Uncensor any LLM with abliteration
Interpretation of Asimov’s Three Laws
- Long subthread debates whether the Three Laws were intended as parody, satire, or sincere optimism.
- Consensus: “parody” is too strong; stories show the laws as flawed and tension-generating rather than purely positive.
- Some argue you can’t assert authorial intent without direct evidence; others say artistic interpretation is inherently plural.
What “Abliteration” Does
- Seen as a specific form of “representation engineering”: identify a “refusal direction” in internal activations and project it out.
- Two modes discussed:
- Inference-time intervention.
- Permanent weight orthogonalization.
- Parallels drawn to control/steering vectors; framed as “brain-chipping” models without full retraining.
Effectiveness and Model Quality
- Mixed empirical reports:
- Some users say abliterated Llama 3/Qwen2 behave like normal instruct models but without refusals, including on extreme content.
- Others report “lobotomy”-like degradation: increased perplexity, broken stop tokens, self-talk, and lower overall quality.
- One commenter with benchmarks claims negligible capability loss when done carefully; suggests some failures are implementation errors.
Open Weights, Safety, and PR
- Strong view that this only matters when weights are downloadable; hosted APIs can’t be modified this way.
- Several argue this is exactly why large vendors avoid releasing weights: once out, “safety” alignment can be stripped trivially.
- Many emphasize that corporate “safety” is mostly brand and legal risk management, not global risk minimization.

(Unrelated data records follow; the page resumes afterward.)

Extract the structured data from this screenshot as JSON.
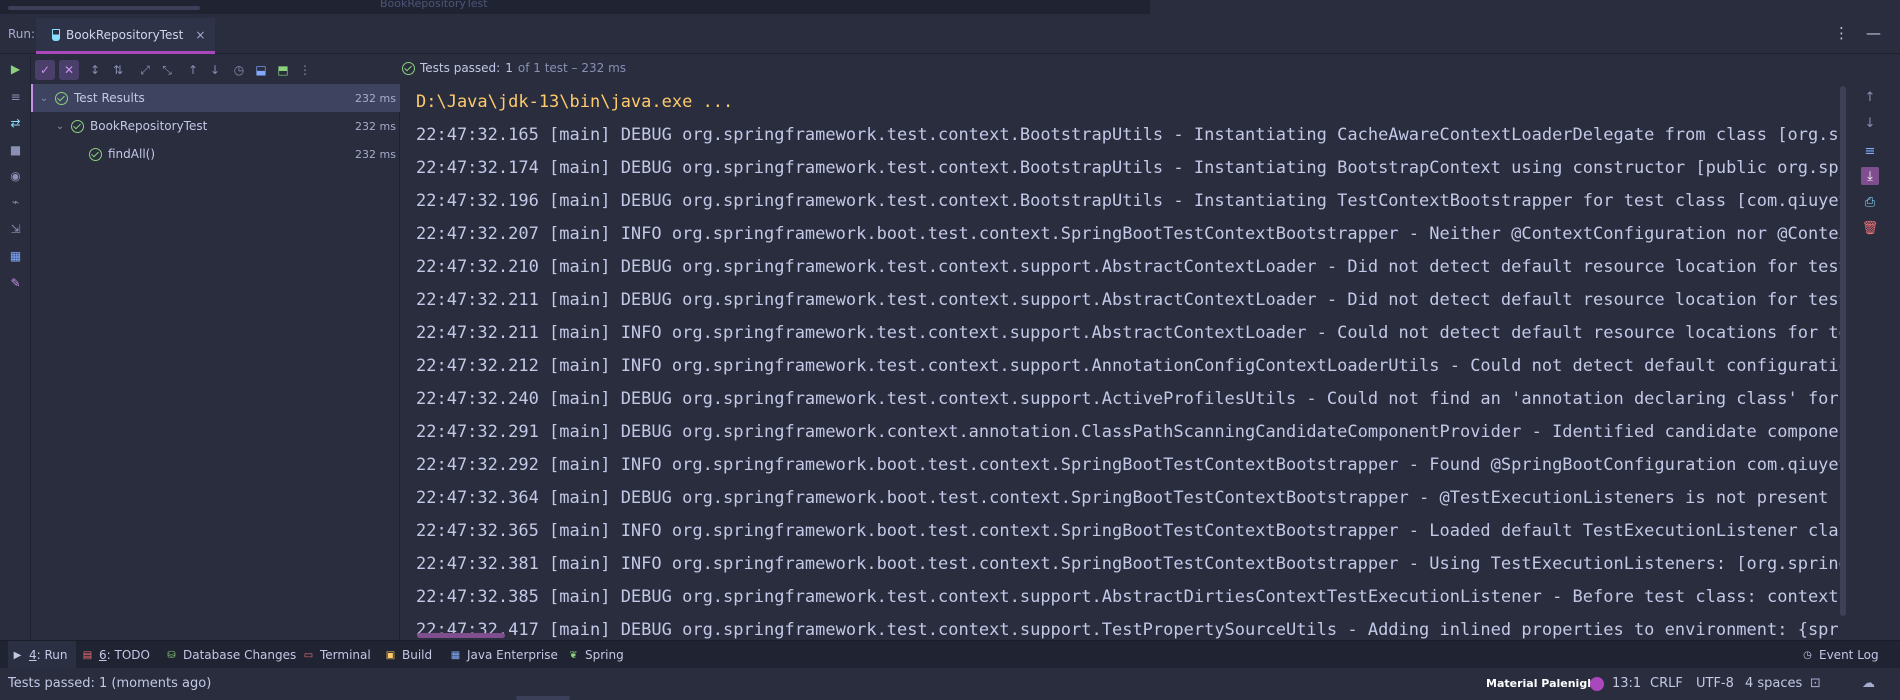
{
  "top": {
    "ghost_title": "BookRepositoryTest"
  },
  "header": {
    "run_label": "Run:",
    "tab_label": "BookRepositoryTest",
    "tab_close": "×",
    "more_icon": "⋮",
    "minimize_icon": "—"
  },
  "status_summary": {
    "prefix": "Tests passed:",
    "count": "1",
    "detail": "of 1 test – 232 ms"
  },
  "tree": {
    "rows": [
      {
        "label": "Test Results",
        "time": "232 ms"
      },
      {
        "label": "BookRepositoryTest",
        "time": "232 ms"
      },
      {
        "label": "findAll()",
        "time": "232 ms"
      }
    ]
  },
  "console": {
    "command": "D:\\Java\\jdk-13\\bin\\java.exe ...",
    "lines": [
      "22:47:32.165 [main] DEBUG org.springframework.test.context.BootstrapUtils - Instantiating CacheAwareContextLoaderDelegate from class [org.sprin",
      "22:47:32.174 [main] DEBUG org.springframework.test.context.BootstrapUtils - Instantiating BootstrapContext using constructor [public org.spring",
      "22:47:32.196 [main] DEBUG org.springframework.test.context.BootstrapUtils - Instantiating TestContextBootstrapper for test class [com.qiuyeyiji",
      "22:47:32.207 [main] INFO org.springframework.boot.test.context.SpringBootTestContextBootstrapper - Neither @ContextConfiguration nor @ContextHi",
      "22:47:32.210 [main] DEBUG org.springframework.test.context.support.AbstractContextLoader - Did not detect default resource location for test cl",
      "22:47:32.211 [main] DEBUG org.springframework.test.context.support.AbstractContextLoader - Did not detect default resource location for test cl",
      "22:47:32.211 [main] INFO org.springframework.test.context.support.AbstractContextLoader - Could not detect default resource locations for test",
      "22:47:32.212 [main] INFO org.springframework.test.context.support.AnnotationConfigContextLoaderUtils - Could not detect default configuration c",
      "22:47:32.240 [main] DEBUG org.springframework.test.context.support.ActiveProfilesUtils - Could not find an 'annotation declaring class' for ann",
      "22:47:32.291 [main] DEBUG org.springframework.context.annotation.ClassPathScanningCandidateComponentProvider - Identified candidate component c",
      "22:47:32.292 [main] INFO org.springframework.boot.test.context.SpringBootTestContextBootstrapper - Found @SpringBootConfiguration com.qiuyeyiji",
      "22:47:32.364 [main] DEBUG org.springframework.boot.test.context.SpringBootTestContextBootstrapper - @TestExecutionListeners is not present for",
      "22:47:32.365 [main] INFO org.springframework.boot.test.context.SpringBootTestContextBootstrapper - Loaded default TestExecutionListener class n",
      "22:47:32.381 [main] INFO org.springframework.boot.test.context.SpringBootTestContextBootstrapper - Using TestExecutionListeners: [org.springfra",
      "22:47:32.385 [main] DEBUG org.springframework.test.context.support.AbstractDirtiesContextTestExecutionListener - Before test class: context [De",
      "22:47:32.417 [main] DEBUG org.springframework.test.context.support.TestPropertySourceUtils - Adding inlined properties to environment: {spring"
    ]
  },
  "tool_windows": [
    {
      "prefix": "4",
      "label": ": Run",
      "icon": "run-icon"
    },
    {
      "prefix": "6",
      "label": ": TODO",
      "icon": "todo-icon"
    },
    {
      "prefix": "",
      "label": "Database Changes",
      "icon": "database-icon"
    },
    {
      "prefix": "",
      "label": "Terminal",
      "icon": "terminal-icon"
    },
    {
      "prefix": "",
      "label": "Build",
      "icon": "build-icon"
    },
    {
      "prefix": "",
      "label": "Java Enterprise",
      "icon": "java-enterprise-icon"
    },
    {
      "prefix": "",
      "label": "Spring",
      "icon": "spring-icon"
    }
  ],
  "event_log": "Event Log",
  "status_bar": {
    "message": "Tests passed: 1 (moments ago)",
    "theme": "Material Palenight",
    "position": "13:1",
    "line_ending": "CRLF",
    "encoding": "UTF-8",
    "indent": "4 spaces"
  },
  "colors": {
    "background": "#292d3e",
    "accent": "#ab47bc",
    "pass_green": "#8bd17c",
    "command_yellow": "#ffcb6b"
  }
}
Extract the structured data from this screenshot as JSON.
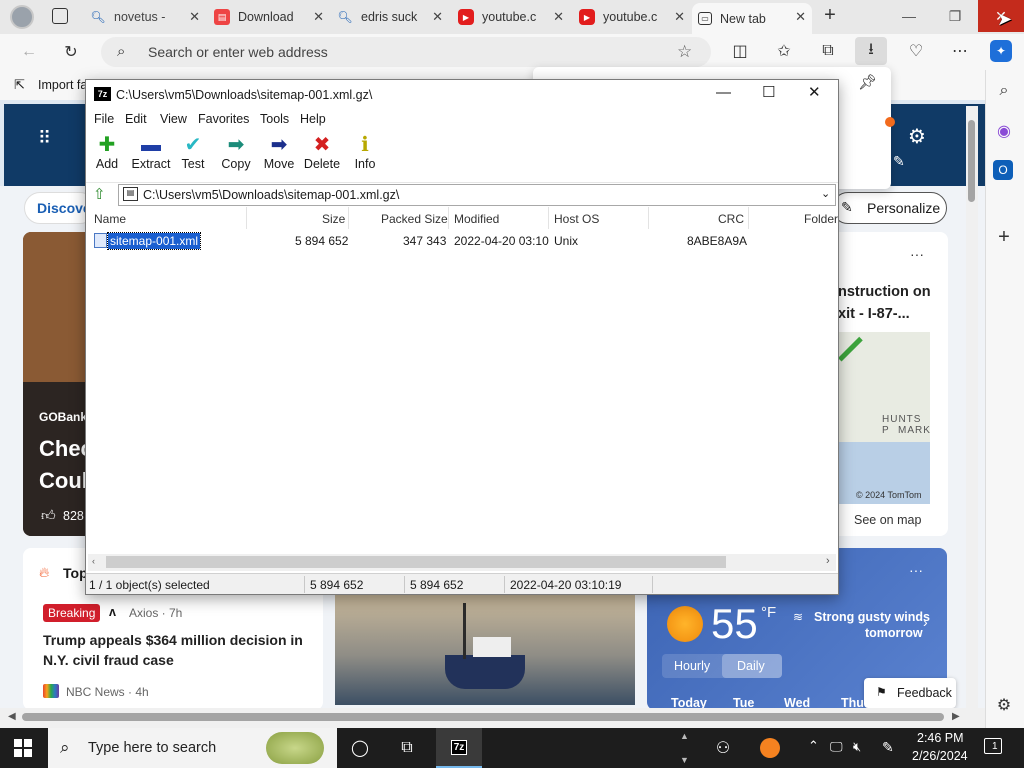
{
  "browser": {
    "tabs": [
      {
        "label": "novetus - ",
        "icon": "search-icon"
      },
      {
        "label": "Download",
        "icon": "download-page-icon"
      },
      {
        "label": "edris suck",
        "icon": "search-icon"
      },
      {
        "label": "youtube.c",
        "icon": "youtube-icon"
      },
      {
        "label": "youtube.c",
        "icon": "youtube-icon"
      },
      {
        "label": "New tab",
        "icon": "new-tab-icon"
      }
    ],
    "address_placeholder": "Search or enter web address",
    "favorites_import": "Import fa",
    "accent": "#0067c0"
  },
  "page": {
    "discover_label": "Discove",
    "personalize_label": "Personalize",
    "story_source": "GOBanki",
    "story_title_1": "Chec",
    "story_title_2": "Coul",
    "story_likes": "828",
    "traffic_title_1": "nstruction on",
    "traffic_title_2": "xit - I-87-...",
    "map_label_1": "HUNTS P",
    "map_label_2": "MARK",
    "map_copyright": "© 2024 TomTom",
    "see_on_map": "See on map",
    "top_label": "Top",
    "breaking_badge": "Breaking",
    "news_source_1": "Axios · 7h",
    "news_headline": "Trump appeals $364 million decision in N.Y. civil fraud case",
    "news_source_2": "NBC News · 4h",
    "weather_temp": "55",
    "weather_unit": "°F",
    "weather_alert_1": "Strong gusty winds",
    "weather_alert_2": "tomorrow",
    "weather_tabs": [
      "Hourly",
      "Daily"
    ],
    "weather_days": [
      "Today",
      "Tue",
      "Wed",
      "Thu"
    ],
    "feedback_label": "Feedback",
    "more_dots": "···"
  },
  "sevenzip": {
    "title": "C:\\Users\\vm5\\Downloads\\sitemap-001.xml.gz\\",
    "app_badge": "7z",
    "menu": [
      "File",
      "Edit",
      "View",
      "Favorites",
      "Tools",
      "Help"
    ],
    "toolbar": [
      {
        "label": "Add",
        "icon": "add-icon",
        "color": "#22a122"
      },
      {
        "label": "Extract",
        "icon": "extract-icon",
        "color": "#1f3ea6"
      },
      {
        "label": "Test",
        "icon": "test-icon",
        "color": "#29b8c4"
      },
      {
        "label": "Copy",
        "icon": "copy-icon",
        "color": "#1b8c7a"
      },
      {
        "label": "Move",
        "icon": "move-icon",
        "color": "#1b2f8c"
      },
      {
        "label": "Delete",
        "icon": "delete-icon",
        "color": "#d42020"
      },
      {
        "label": "Info",
        "icon": "info-icon",
        "color": "#b8a800"
      }
    ],
    "path": "C:\\Users\\vm5\\Downloads\\sitemap-001.xml.gz\\",
    "columns": [
      "Name",
      "Size",
      "Packed Size",
      "Modified",
      "Host OS",
      "CRC",
      "Folder"
    ],
    "rows": [
      {
        "name": "sitemap-001.xml",
        "size": "5 894 652",
        "packed": "347 343",
        "modified": "2022-04-20 03:10",
        "host": "Unix",
        "crc": "8ABE8A9A"
      }
    ],
    "status": {
      "selected": "1 / 1 object(s) selected",
      "size1": "5 894 652",
      "size2": "5 894 652",
      "date": "2022-04-20 03:10:19"
    }
  },
  "taskbar": {
    "search_placeholder": "Type here to search",
    "time": "2:46 PM",
    "date": "2/26/2024",
    "notification_count": "1",
    "active_app_badge": "7z"
  }
}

Censorship, Free Speech, and Use Policy
- Sharp split between:
- Those who see uncensoring as obviously dangerous (bombs, bioweapons, CSAM-like content, election manipulation, harassment at scale).
- Those who see LLMs as glorified search/BS generators and think censorship is paternalistic, inconsistent with free-speech norms, and largely ineffective given Google/books.
- Meta’s Llama 3 license and its prohibition on “allowing misuse” is discussed; some treat it as a real contractual risk, others as practically unenforceable.
- Some argue models trained on public web data have weak moral authority to impose strong downstream ToS.
Jailbreaks vs Weight Editing
- Multiple people note prompt-based jailbreaks already bypass refusals (e.g., “legal department” or safety-framed prompts), so abliteration mainly lowers the barrier.
- Others counter that making uncensoring require technical skill is still useful harm reduction; current safety is “too easy to jailbreak.”
Wider LLM Safety Frictions
- Many concrete frustrations with overbroad refusals (regex for slur filtering, AWS/Gemini refusing basic auth or nuclear engineering questions).
- Some argue safety should be implemented as a separate output filter, not baked into the core model.
- Concern raised that as models become central infrastructure (education, policy, finance), having a few corporations define global speech norms is itself a major risk.